Evidence-based treatment guidelines are not available, and the optimal antiepileptic therapy in patients with brain tumors and epilepsy (BTRE) remains to be defined.
Limited data are available on the efficacy of AEDs in gliomas, with rates of seizure response ranging from 15 to 100% and seizure-freedom ranging from 20 to 100% following valproate, levetiracetam, topiramate or oxcarbazepine [10].
Lacosamide is a third generation AED with a novel mechanism of action of selectively enhancing slow inactivation of voltage-gated sodium channels [11, 12]. It was approved by the Food and Drug Administration (FDA) and European Medicines Agency (EMA) in 2008 as an add-on therapy in the treatment of partial-onset seizures in adult. Lacosamide has a favorable pharmacokinetic profile, including a lack of induction or inhibition of hepatic enzymes, low protein binding, rapid and complete oral absorption not affected by food intake, 13-hour-half-life that permits twice daily administration, and low potential for drug interactions. Such characteristics make lacosamide an interesting therapeutic option for patients with BTRE, especially for those who are undergoing antineoplastic treatments.

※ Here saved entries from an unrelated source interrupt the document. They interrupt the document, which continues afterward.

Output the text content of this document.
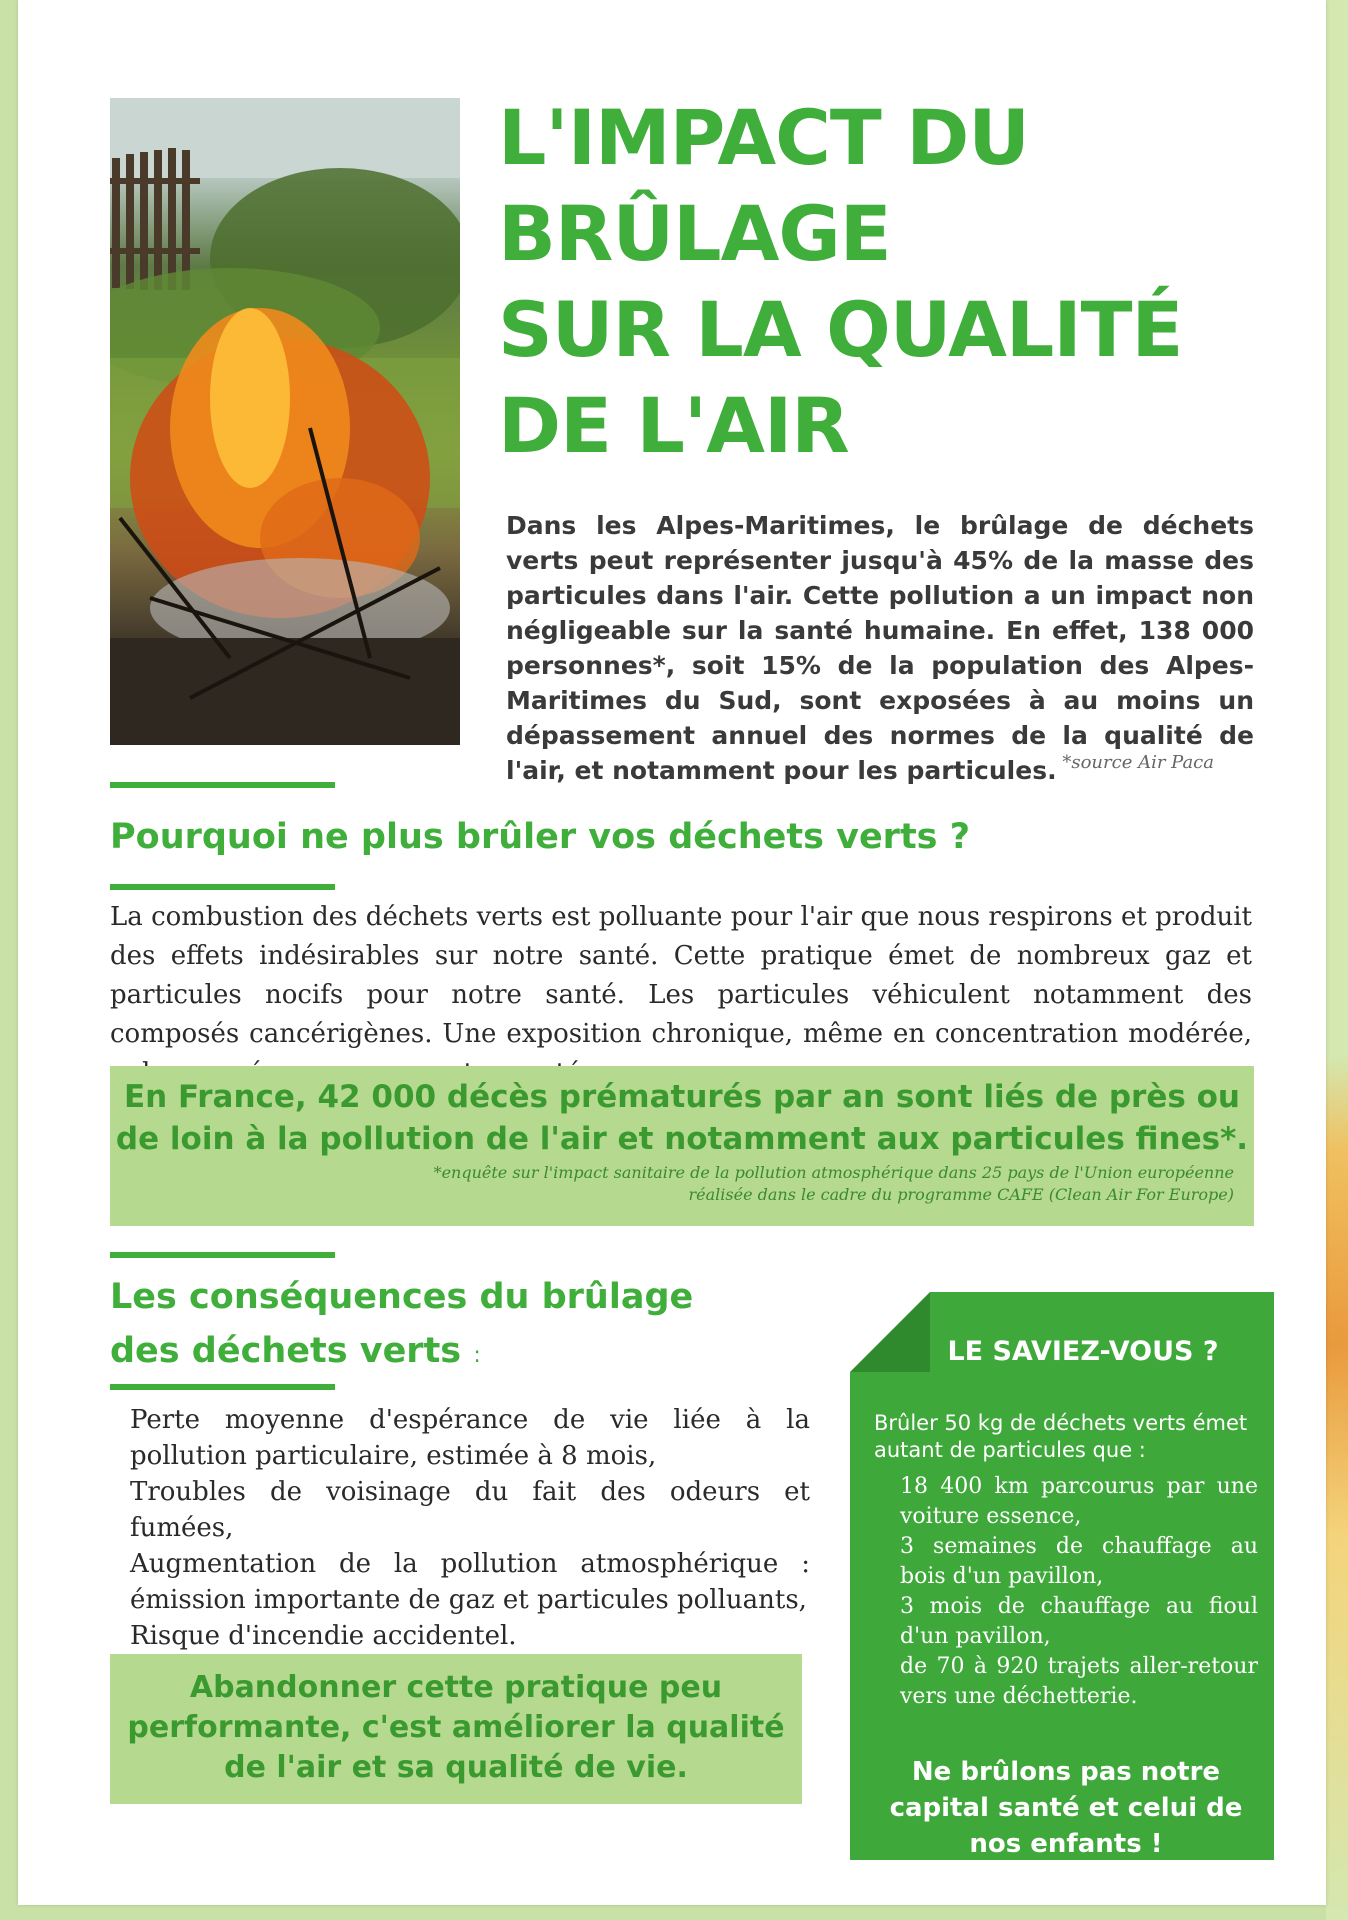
L'IMPACT DU
BRÛLAGE
SUR LA QUALITÉ
DE L'AIR
Dans les Alpes-Maritimes, le brûlage de déchets verts peut représenter jusqu'à 45% de la masse des particules dans l'air. Cette pollution a un impact non négligeable sur la santé humaine. En effet, 138 000 personnes*, soit 15% de la population des Alpes-Maritimes du Sud, sont exposées à au moins un dépassement annuel des normes de la qualité de l'air, et notamment pour les particules. *source Air Paca
Pourquoi ne plus brûler vos déchets verts ?
La combustion des déchets verts est polluante pour l'air que nous respirons et produit des effets indésirables sur notre santé. Cette pratique émet de nombreux gaz et particules nocifs pour notre santé. Les particules véhiculent notamment des composés cancérigènes. Une exposition chronique, même en concentration modérée,
En France, 42 000 décès prématurés par an sont liés de près ou de loin à la pollution de l'air et notamment aux particules fines*.
*enquête sur l'impact sanitaire de la pollution atmosphérique dans 25 pays de l'Union européenne réalisée dans le cadre du programme CAFE (Clean Air For Europe)
Les conséquences du brûlage
des déchets verts :
Perte moyenne d'espérance de vie liée à la pollution particulaire, estimée à 8 mois,
Troubles de voisinage du fait des odeurs et fumées,
Augmentation de la pollution atmosphérique : émission importante de gaz et particules polluants,
Risque d'incendie accidentel.
Abandonner cette pratique peu performante, c'est améliorer la qualité de l'air et sa qualité de vie.
LE SAVIEZ-VOUS ?
Brûler 50 kg de déchets verts émet autant de particules que :
18 400 km parcourus par une voiture essence,
3 semaines de chauffage au bois d'un pavillon,
3 mois de chauffage au fioul d'un pavillon,
de 70 à 920 trajets aller-retour vers une déchetterie.
Ne brûlons pas notre capital santé et celui de nos enfants !
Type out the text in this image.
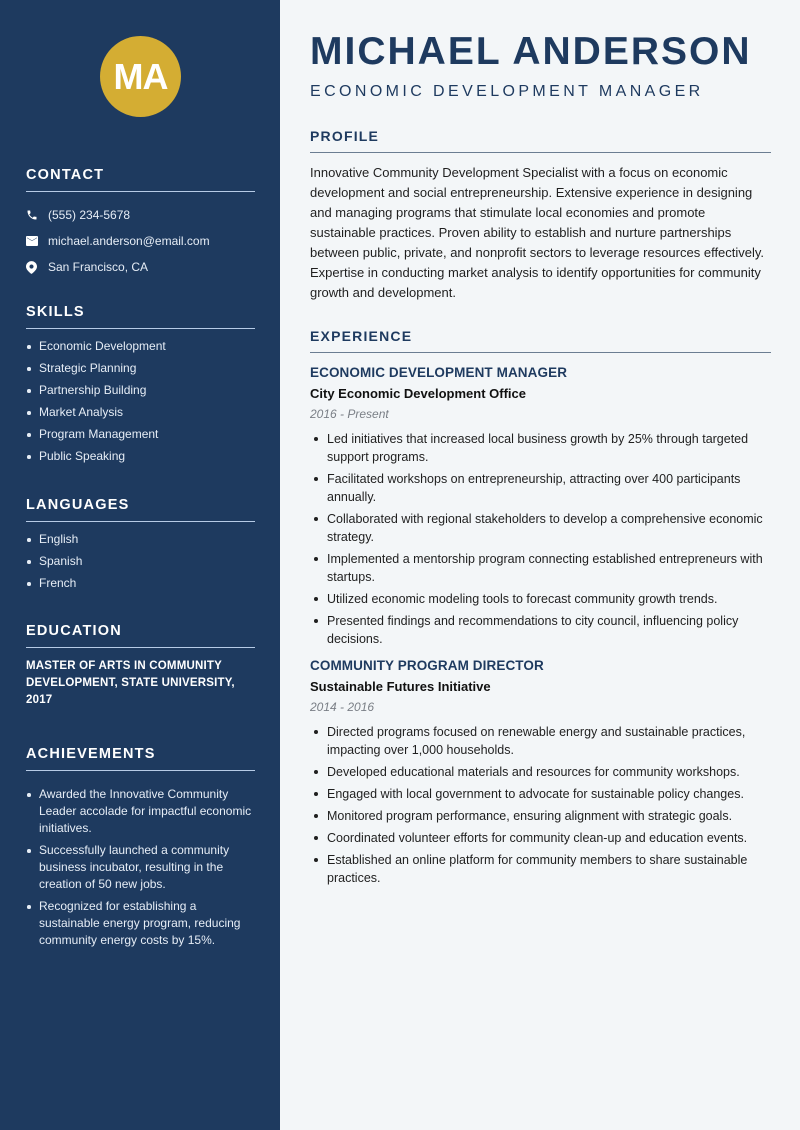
MA
CONTACT
(555) 234-5678
michael.anderson@email.com
San Francisco, CA
SKILLS
Economic Development
Strategic Planning
Partnership Building
Market Analysis
Program Management
Public Speaking
LANGUAGES
English
Spanish
French
EDUCATION

MASTER OF ARTS IN COMMUNITY DEVELOPMENT, STATE UNIVERSITY, 2017

ACHIEVEMENTS
Awarded the Innovative Community Leader accolade for impactful economic initiatives.
Successfully launched a community business incubator, resulting in the creation of 50 new jobs.
Recognized for establishing a sustainable energy program, reducing community energy costs by 15%.
MICHAEL ANDERSON
ECONOMIC DEVELOPMENT MANAGER
PROFILE

Innovative Community Development Specialist with a focus on economic development and social entrepreneurship. Extensive experience in designing and managing programs that stimulate local economies and promote sustainable practices. Proven ability to establish and nurture partnerships between public, private, and nonprofit sectors to leverage resources effectively. Expertise in conducting market analysis to identify opportunities for community growth and development.

EXPERIENCE
ECONOMIC DEVELOPMENT MANAGER
City Economic Development Office
2016 - Present
Led initiatives that increased local business growth by 25% through targeted support programs.
Facilitated workshops on entrepreneurship, attracting over 400 participants annually.
Collaborated with regional stakeholders to develop a comprehensive economic strategy.
Implemented a mentorship program connecting established entrepreneurs with startups.
Utilized economic modeling tools to forecast community growth trends.
Presented findings and recommendations to city council, influencing policy decisions.
COMMUNITY PROGRAM DIRECTOR
Sustainable Futures Initiative
2014 - 2016
Directed programs focused on renewable energy and sustainable practices, impacting over 1,000 households.
Developed educational materials and resources for community workshops.
Engaged with local government to advocate for sustainable policy changes.
Monitored program performance, ensuring alignment with strategic goals.
Coordinated volunteer efforts for community clean-up and education events.
Established an online platform for community members to share sustainable practices.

To date, there is paucity of data on the efficacy and safety of lacosamide in brain tumors [13, 14].
The aim of this single institution observational study was to evaluate the efficacy and tolerability of lacosamide as add-on treatment in a cohort of consecutive patients with gliomas and uncontrolled seizures despite conventional AEDs.
Methods
Patient selection
The inclusion criteria of the study were as follows: (1) age (≥ 18 years); (2) histologically verified supratentorial gliomas of grade II, III or IV according to WHO 2007; (3) uncontrolled seizures despite an appropriate treatment with AEDs in adequate doses and serum concentration or unacceptable adverse effects from previous AEDs; (4) at least one seizure in the 3 months preceding the start of lacosamide; (5) absence of ventricular or atrial arrhythmias; (6) signed informed consent.
The study was approved by the local Institutional Review Board.
Study design
Patients received an initial daily dose of lacosamide of 50 mg twice daily with increments of 50 mg every week until a maximum dose of 400 mg/day depending of seizure control and/or intolerable adverse events (AEs). Any change or dose increase of concomitant AEDs at baseline or during lacosamide treatment were not allowed.
Follow-up visits were scheduled at baseline, at week 2, and then monthly. At each visit information regarding type and frequency of seizures, and dose and side effects of lacosamide were recorded in patient diaries.
MRI with contrast enhancement was performed every 3 months.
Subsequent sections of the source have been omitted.